San Francisco’s Point-in-Time Homeless Count: What It Measures, Misses, and Why It Still Matters

A single-night “snapshot” with high stakes
Each winter, San Francisco conducts a federally required Point-in-Time (PIT) count designed to estimate how many people are experiencing homelessness on one specific night. The approach is intentionally narrow: it measures homelessness at a moment in time rather than the full number of residents who cycle in and out of homelessness across a year. The count matters because it is part of the reporting framework tied to federal homelessness funding and shapes how cities describe trends over time.
What San Francisco’s latest PIT count found
San Francisco’s most recent full PIT count was conducted on January 30, 2024, covering both unsheltered and sheltered homelessness. The city reported 8,323 people experiencing homelessness that night, up from 7,754 in 2022. Within that total, 4,354 people were counted unsheltered and 3,969 were counted in shelters, reflecting a larger sheltered population than in earlier years.
- Total homelessness: 8,323 people (January 30, 2024)
- Unsheltered: 4,354 people
- Sheltered: 3,969 people
How the count is performed—and why accuracy is difficult
San Francisco’s 2024 methodology combined multiple operations intended to reduce blind spots. Teams conducted a citywide nighttime street count between 8 p.m. and midnight, with additional targeted efforts to count unaccompanied youth and young adults, and an early-morning operation to identify people sleeping in vehicles. A shelter count was compiled from administrative records for beds in emergency shelters and transitional housing, and a follow-up survey of 956 people was conducted to refine estimates and better understand demographics and circumstances.
The PIT count is a snapshot, not a census of everyone who experiences homelessness in San Francisco over time.
Even with these steps, limitations are structural. People sleeping in vehicles, abandoned buildings, or other hidden locations can be missed because visibility is low. At the same time, crowded nighttime environments can make it difficult to determine who is actually unsheltered, increasing the risk of overcounting in some areas and undercounting in others. The city’s own methodology notes that large nighttime congregations can complicate visual identification and raise the possibility of misclassification.
Why critics call it “pointless,” and what it can still do
Criticism often centers on the gap between what residents see day-to-day and what a one-night measurement can capture.
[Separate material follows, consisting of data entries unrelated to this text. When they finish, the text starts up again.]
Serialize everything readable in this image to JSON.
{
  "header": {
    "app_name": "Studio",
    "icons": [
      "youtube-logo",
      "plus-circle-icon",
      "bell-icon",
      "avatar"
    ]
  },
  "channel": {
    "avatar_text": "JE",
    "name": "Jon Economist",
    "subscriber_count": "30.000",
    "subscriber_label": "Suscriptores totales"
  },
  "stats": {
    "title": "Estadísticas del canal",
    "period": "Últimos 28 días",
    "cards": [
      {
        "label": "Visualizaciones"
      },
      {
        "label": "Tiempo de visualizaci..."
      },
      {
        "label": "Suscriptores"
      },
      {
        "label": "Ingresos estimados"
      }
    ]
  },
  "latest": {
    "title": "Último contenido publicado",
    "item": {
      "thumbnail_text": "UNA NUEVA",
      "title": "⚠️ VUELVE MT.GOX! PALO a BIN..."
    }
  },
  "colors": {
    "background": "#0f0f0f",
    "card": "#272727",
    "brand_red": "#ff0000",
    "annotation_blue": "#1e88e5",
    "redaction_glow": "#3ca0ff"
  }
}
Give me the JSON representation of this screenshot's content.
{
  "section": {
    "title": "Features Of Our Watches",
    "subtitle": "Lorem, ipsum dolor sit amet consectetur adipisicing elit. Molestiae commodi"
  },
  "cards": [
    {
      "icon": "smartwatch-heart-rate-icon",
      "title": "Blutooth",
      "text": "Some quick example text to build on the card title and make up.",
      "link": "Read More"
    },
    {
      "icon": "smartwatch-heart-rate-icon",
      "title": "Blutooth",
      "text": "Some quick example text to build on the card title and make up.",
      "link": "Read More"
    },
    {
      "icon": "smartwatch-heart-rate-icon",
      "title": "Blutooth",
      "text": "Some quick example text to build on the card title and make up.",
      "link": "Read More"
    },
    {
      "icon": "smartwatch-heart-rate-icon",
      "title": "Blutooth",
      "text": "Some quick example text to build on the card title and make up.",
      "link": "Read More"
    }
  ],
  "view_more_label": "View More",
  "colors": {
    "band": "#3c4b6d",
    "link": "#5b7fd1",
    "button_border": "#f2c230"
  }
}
A PIT count cannot show how many people become homeless over a year, how long individuals remain homeless, or whether displacement shifts encampments across neighborhoods between count periods.
Yet the count can still serve practical purposes when interpreted carefully: it provides a standardized, repeatable measurement used nationwide; it distinguishes between sheltered and unsheltered homelessness; and it supplies a consistent baseline for trend comparisons, especially when paired with administrative shelter data and other local tracking systems.
What to watch in future releases
The most consequential questions are less about whether the PIT count is flawless and more about how decision-makers use it alongside other indicators—such as annual shelter utilization, inflow and outflow from homelessness systems, and program outcomes—to assess whether homelessness is becoming rarer, shorter, and less likely to recur.